Marche’s Canadian citizenship is helpful in his analysis, for he is 'outside that particular confusion,' a sympathetic witness who can conclude certain things that those closer to everything might not see. Despite some failings in presentation, The Next Civil War is a welcome addition to left-center analyses of the divisions in American society, divisions which the right is poised to exploit ... If The Next Civil War has any role, it’s this – to convince liberals that they’re already in the midst of such a conflagration, even if it’s not of their choosing.
Such scenario-spinning is a staple of the Civil War redux and secessionist lit ... There is a horrifying yet normalizing quality to such discussions. The more often cable news chyrons, think tank analyses, political rhetoric and nonfiction works elevate the discussion of a new civil war, the more inevitable such an outcome may seem, and the more fatalistic the public may feel. It’s not clear that fanciful scenarios are all that necessary; one year ago, we witnessed a real-life spectacular act of political violence against the U.S. Capitol, carried live on television, while a recent Washington Post-UMD poll finds that one-third of Americans say violence against the government can be justified ... Oddly, given his book’s title, Marche oscillates between certitude about a coming civil war and the belief that we can avoid it ... When you’re betting on the end of the American experiment, a little hedge doesn’t hurt ... Marche’s brisk writing sometimes falls into spirals of political and cultural buzzwords ... Yet Marche does hit on a more fundamental tension, one that underlies so many of our divides.
The book alternates between fictional dispatches from a coming social breakdown and digressions that support its predictions with evidence from the present. The effect is twofold: The narrative delivers Cormac McCarthy-worthy drama; while the nonfictional asides imbue that drama with the authority of documentary ... If there’s a frustration in reading Marche, it’s that his book is negative to the last and therefore fails to capture the full complexity of our moment ... This makes even the use of the term 'civil war' a misleading one: first because it can turn the authors into Cassandras; second because...fears of civil war can precipitate one if both sides are encouraged to arm up and pre-empt an attack by the other ... a sobering vision of where we may be headed, and for that reason they should be required reading for anyone invested in preserving our 246-year experiment in self-government.

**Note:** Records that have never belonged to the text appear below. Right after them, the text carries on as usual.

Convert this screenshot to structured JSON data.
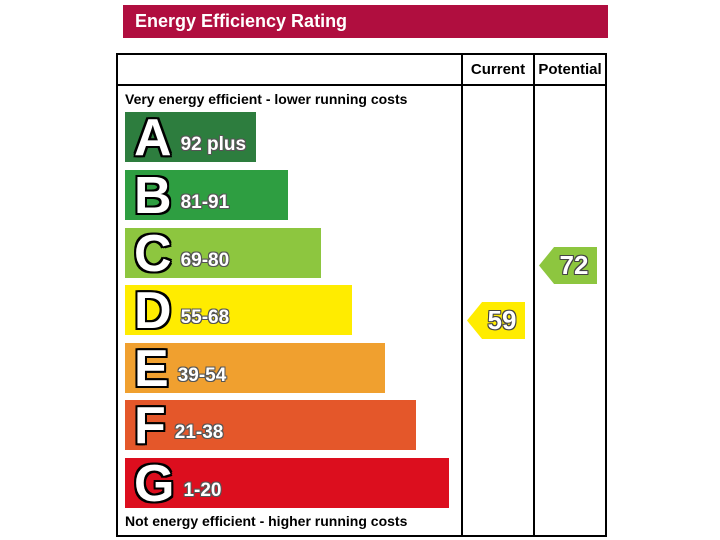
{
  "title": "Energy Efficiency Rating",
  "colors": {
    "title_bar": "#b00e3f",
    "border": "#000000"
  },
  "header": {
    "current": "Current",
    "potential": "Potential"
  },
  "captions": {
    "top": "Very energy efficient - lower running costs",
    "bottom": "Not energy efficient - higher running costs"
  },
  "bands": [
    {
      "letter": "A",
      "range": "92 plus",
      "color": "#2d7d3e"
    },
    {
      "letter": "B",
      "range": "81-91",
      "color": "#2e9e41"
    },
    {
      "letter": "C",
      "range": "69-80",
      "color": "#8dc63f"
    },
    {
      "letter": "D",
      "range": "55-68",
      "color": "#ffec00"
    },
    {
      "letter": "E",
      "range": "39-54",
      "color": "#f0a02f"
    },
    {
      "letter": "F",
      "range": "21-38",
      "color": "#e4572a"
    },
    {
      "letter": "G",
      "range": "1-20",
      "color": "#dc0e1e"
    }
  ],
  "ratings": {
    "current": {
      "label": "59",
      "value": 59,
      "band": "D",
      "color": "#ffec00"
    },
    "potential": {
      "label": "72",
      "value": 72,
      "band": "C",
      "color": "#8dc63f"
    }
  },
  "chart_data": {
    "type": "bar",
    "orientation": "horizontal",
    "title": "Energy Efficiency Rating",
    "categories": [
      "A",
      "B",
      "C",
      "D",
      "E",
      "F",
      "G"
    ],
    "band_ranges": [
      "92 plus",
      "81-91",
      "69-80",
      "55-68",
      "39-54",
      "21-38",
      "1-20"
    ],
    "band_colors": [
      "#2d7d3e",
      "#2e9e41",
      "#8dc63f",
      "#ffec00",
      "#f0a02f",
      "#e4572a",
      "#dc0e1e"
    ],
    "columns": [
      "Current",
      "Potential"
    ],
    "current_rating": 59,
    "current_band": "D",
    "potential_rating": 72,
    "potential_band": "C",
    "notes": [
      "Very energy efficient - lower running costs",
      "Not energy efficient - higher running costs"
    ]
  }
}
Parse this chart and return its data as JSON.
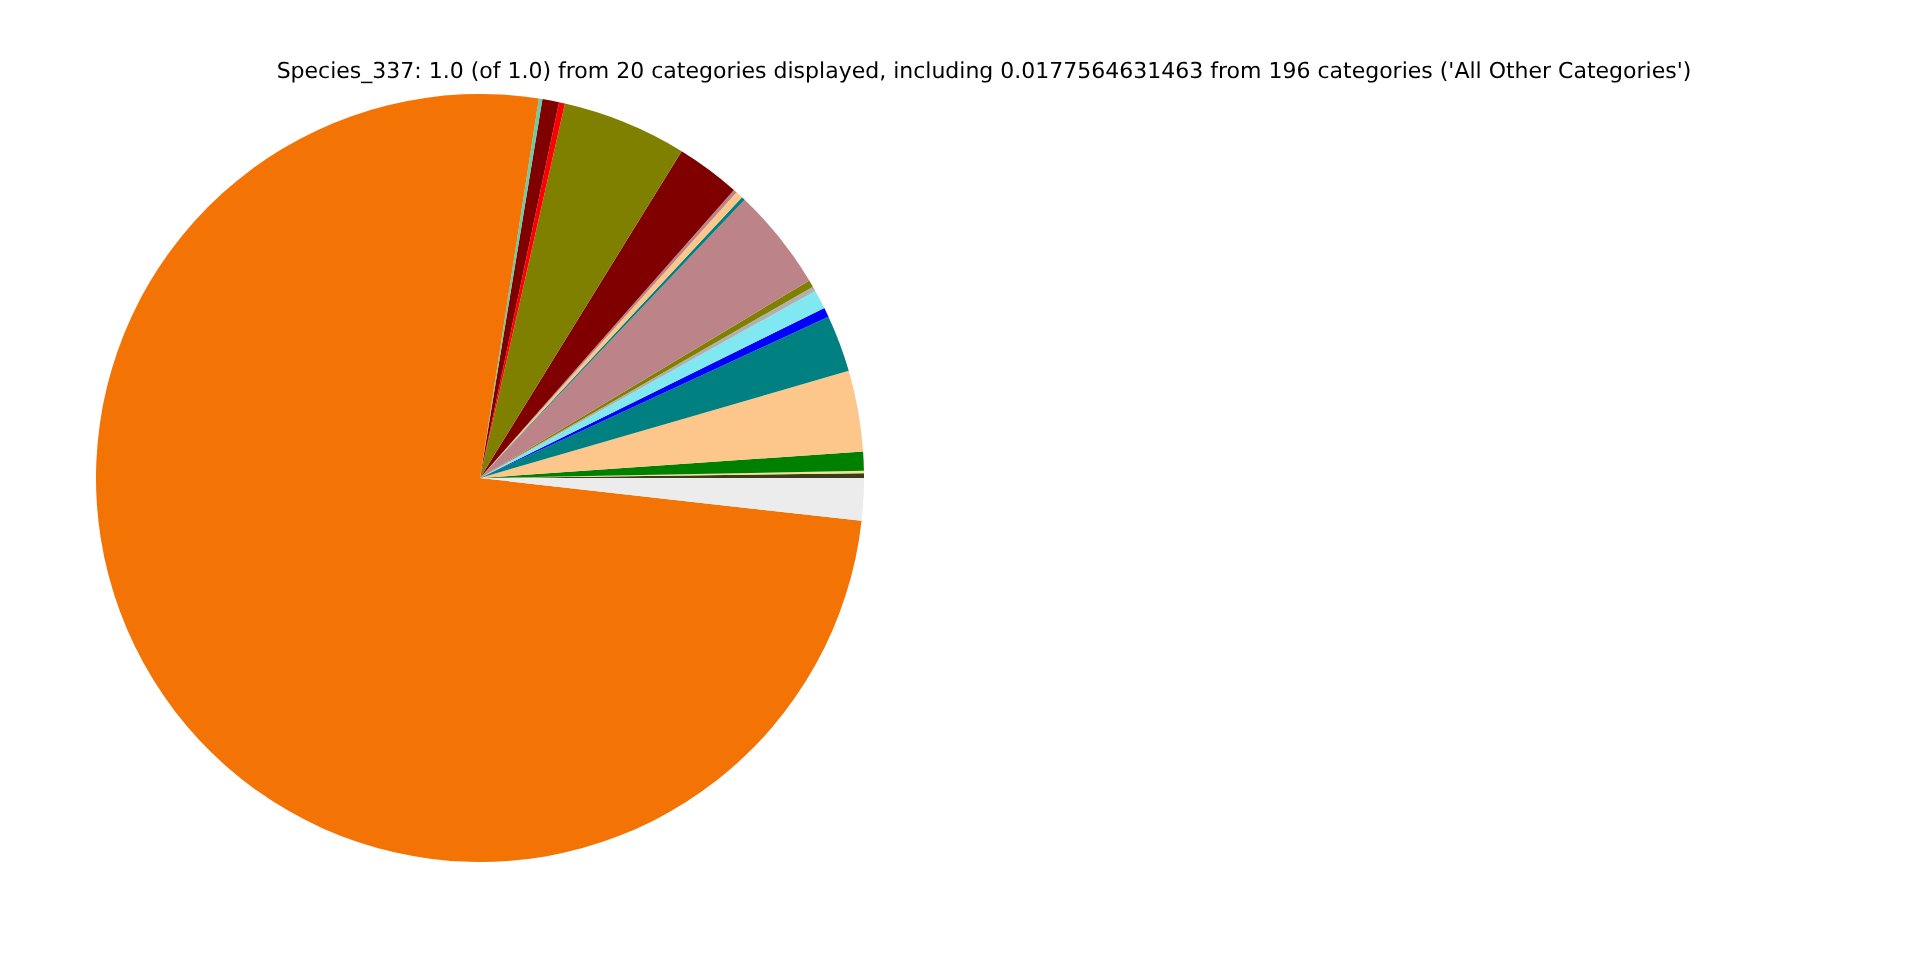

... in speculating about various possible catalysts for chaos in the U.S., [Marche] writes more in sorrow than in anger, more as a lament than a provocation. Marche’s thought experiment begins, however, with two conceptual problems that he never manages to resolve ... All of these scenarios are well researched and eloquently presented. But how they relate to one another, or whether the conflicts they involve can really be regarded as a civil war, is never clear. Civil wars need mass participation, and how that could be mobilized across a subcontinent is not at all obvious ... Marche’s other conceptual problem is that, in order to dramatize all of this as a sudden and terrible collapse, he creates a ridiculously high baseline of American democratic normalcy ... This failure of historical perspective means that Marche can ignore the evidence that political violence, much of it driven by racism, is not a new threat ... Marche is so intent on the coming catastrophe that he seems unable to focus on what is in front of his nose ... In this context, feverish talk of civil war has the paradoxical effect of making the current reality seem, by way of contrast, not so bad. The comforting fiction that the U.S. used to be a glorious and settled democracy prevents any reckoning with the fact that its current crisis is not a terrible departure from the past but rather a product of the unresolved contradictions of its history. The dark fantasy of Armageddon distracts from the more prosaic and obvious necessity to uphold the law and establish political and legal accountability for those who encourage others to defy it. Scary stories about the future are redundant when the task of dealing with the present is so urgent.
While Marche is adept at uncovering the fault lines that exist in the U.S. polity and extrapolating their significance for the stability of American democracy, his imagined narratives of possible inciting incidents for a widespread civil conflict are less convincing, especially after two years of an ongoing global pandemic ... The decision to structure his book around imagined events such as a presidential assassination or a catastrophic flood loses some of its force in the context of COVID-19, actual wildfires in California and lethal tornadoes in Kentucky, and a geopolitical reality that has effectively rendered dystopian fiction indistinguishable from kitchen sink realism. He frames the possibility of an assault on the U.S. Capitol in conditional terms — the country 'would not respond rationally' — ignoring what we know about the actual fallout from Jan. 6, 2021. (Marche does mention the insurrection at the U.S. Capitol, but briefly and without much elaboration) ... To a certain extent, Marche falls victim to the forces that anyone trying to write a book-length study of our current moment must confront: the plain fact that history is galloping too quickly to even attempt a long view. By the time a book is printed, the situation on the ground will have changed beyond all recognition. If a futurist is someone who makes guesses for a living, it is not necessary to engage in supposition about where America may be headed. We’ve already seen it in action, and it ain’t pretty.
... cogent if alarmist ... Though Marche includes some astute commentary from experts, his thought experiments are more sketched than fully realized. Readers will find plenty to worry about, but little to hold on to.